Barn #3: Show barn. Four stalls and one run-in shed with its own small area. This barn uses the back field behind the mares' barn. My 2 show geldings use the run-in area. Four fillies in #3 right now, all youngsters kept away from the young boys. Three are show horses. Cattle panel walls in this one, too. Has it's own little turn out area, we want to make this the stallion barn in the future when we can remodel the inside.

Barn #4: Three run-in areas. Three fields, all adjacent. One small field with a stallion. One Large field with our old QH in it. One large field/arena with our yearling colts in it. No show horses here.

Barn #5: next to #4, two large box stalls/run-in areas. Large field, adjacent to yearling colts. Four geldings, one mare and one llama. The only reason the mare is in here is that she escapes the main field and visits the neighbors! No show horses in here, although one gelding does go out for parades and such.

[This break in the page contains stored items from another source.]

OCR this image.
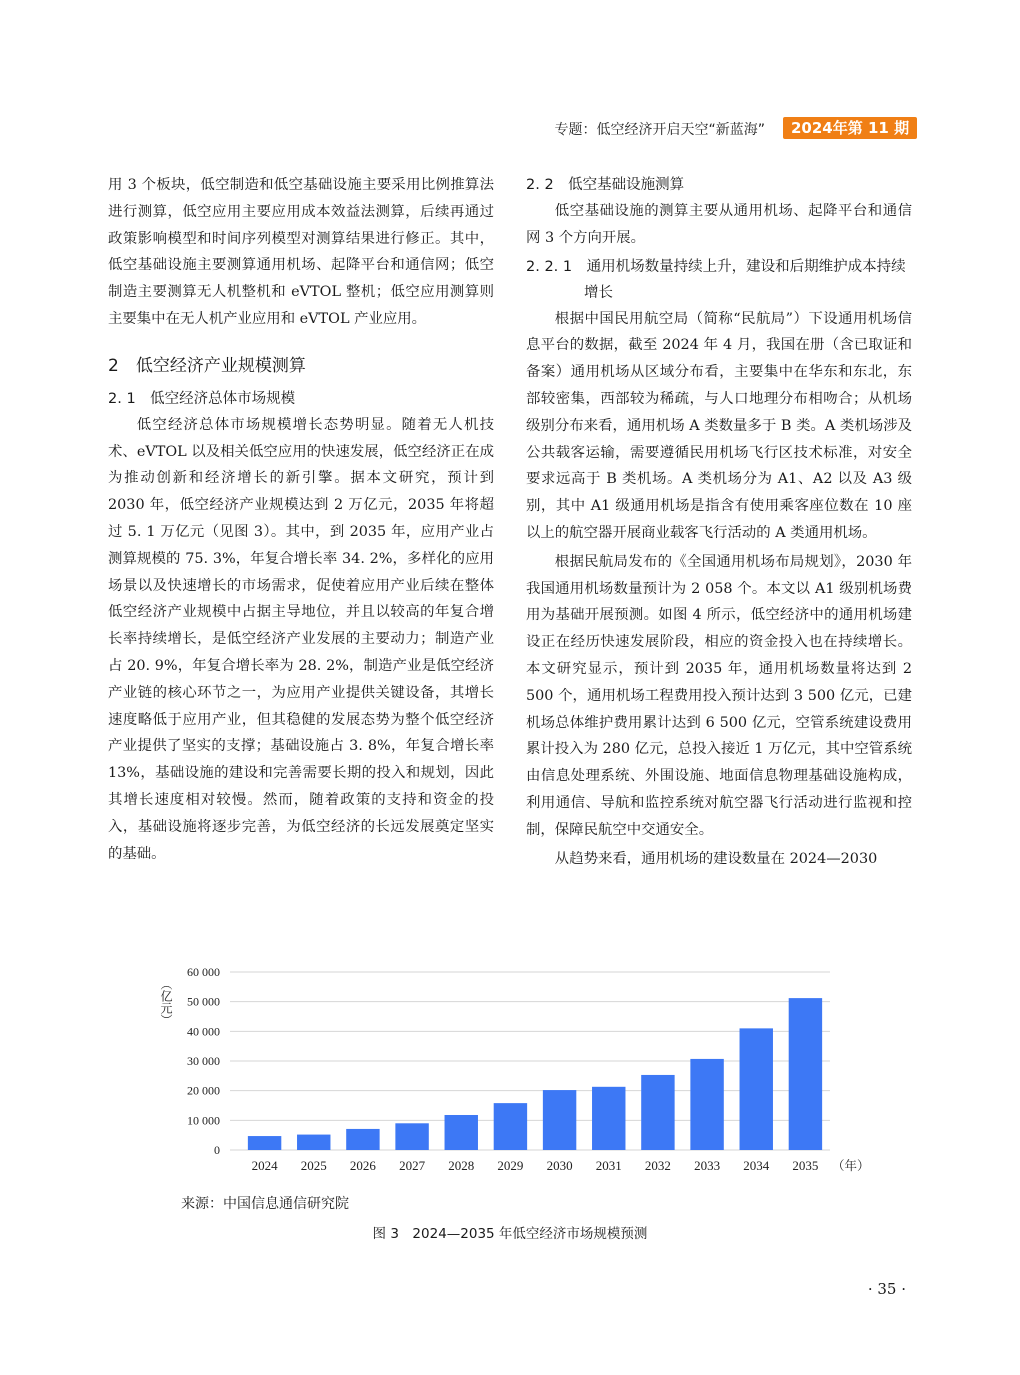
专题：低空经济开启天空“新蓝海”	2024年第 11 期

用 3 个板块，低空制造和低空基础设施主要采用比例推算法进行测算，低空应用主要应用成本效益法测算，后续再通过政策影响模型和时间序列模型对测算结果进行修正。其中，低空基础设施主要测算通用机场、起降平台和通信网；低空制造主要测算无人机整机和 eVTOL 整机；低空应用测算则主要集中在无人机产业应用和 eVTOL 产业应用。

2　低空经济产业规模测算
2. 1　低空经济总体市场规模

低空经济总体市场规模增长态势明显。随着无人机技术、eVTOL 以及相关低空应用的快速发展，低空经济正在成为推动创新和经济增长的新引擎。据本文研究，预计到 2030 年，低空经济产业规模达到 2 万亿元，2035 年将超过 5. 1 万亿元（见图 3）。其中，到 2035 年，应用产业占测算规模的 75. 3%，年复合增长率 34. 2%，多样化的应用场景以及快速增长的市场需求，促使着应用产业后续在整体低空经济产业规模中占据主导地位，并且以较高的年复合增长率持续增长，是低空经济产业发展的主要动力；制造产业占 20. 9%，年复合增长率为 28. 2%，制造产业是低空经济产业链的核心环节之一，为应用产业提供关键设备，其增长速度略低于应用产业，但其稳健的发展态势为整个低空经济产业提供了坚实的支撑；基础设施占 3. 8%，年复合增长率 13%，基础设施的建设和完善需要长期的投入和规划，因此其增长速度相对较慢。然而，随着政策的支持和资金的投入，基础设施将逐步完善，为低空经济的长远发展奠定坚实的基础。

2. 2　低空基础设施测算

低空基础设施的测算主要从通用机场、起降平台和通信网 3 个方向开展。

2. 2. 1　通用机场数量持续上升，建设和后期维护成本持续增长

根据中国民用航空局（简称“民航局”）下设通用机场信息平台的数据，截至 2024 年 4 月，我国在册（含已取证和备案）通用机场从区域分布看，主要集中在华东和东北，东部较密集，西部较为稀疏，与人口地理分布相吻合；从机场级别分布来看，通用机场 A 类数量多于 B 类。A 类机场涉及公共载客运输，需要遵循民用机场飞行区技术标准，对安全要求远高于 B 类机场。A 类机场分为 A1、A2 以及 A3 级别，其中 A1 级通用机场是指含有使用乘客座位数在 10 座以上的航空器开展商业载客飞行活动的 A 类通用机场。

根据民航局发布的《全国通用机场布局规划》，2030 年我国通用机场数量预计为 2 058 个。本文以 A1 级别机场费用为基础开展预测。如图 4 所示，低空经济中的通用机场建设正在经历快速发展阶段，相应的资金投入也在持续增长。本文研究显示，预计到 2035 年，通用机场数量将达到 2 500 个，通用机场工程费用投入预计达到 3 500 亿元，已建机场总体维护费用累计达到 6 500 亿元，空管系统建设费用累计投入为 280 亿元，总投入接近 1 万亿元，其中空管系统由信息处理系统、外围设施、地面信息物理基础设施构成，利用通信、导航和监控系统对航空器飞行活动进行监视和控制，保障民航空中交通安全。

从趋势来看，通用机场的建设数量在 2024—2030

0
10 000
20 000
30 000
40 000
50 000
60 000
（亿元）
2024 2025 2026 2027 2028 2029 2030 2031 2032 2033 2034 2035 （年）
来源：中国信息通信研究院
图 3　2024—2035 年低空经济市场规模预测
· 35 ·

Barn #6: this one is HUGE and is in the large mare field. Eight stalls, six are used for hay and two in the front are used as a run-in for the mares. No electric, so we don't use it for anything but hay.

What we'd LOVE to do is convert Barn #3 for the boys. We need to gut it out and build solid walls. That wouldn't take much, the framing is already there. Then, convert Barn #1 for JUST showhorses. When the crud from the Stock Show was rampant we kept all the horses that had gone in this barn. They were not turned out at all. The only horses that got sick were in this barn, so it did work to keep them separate!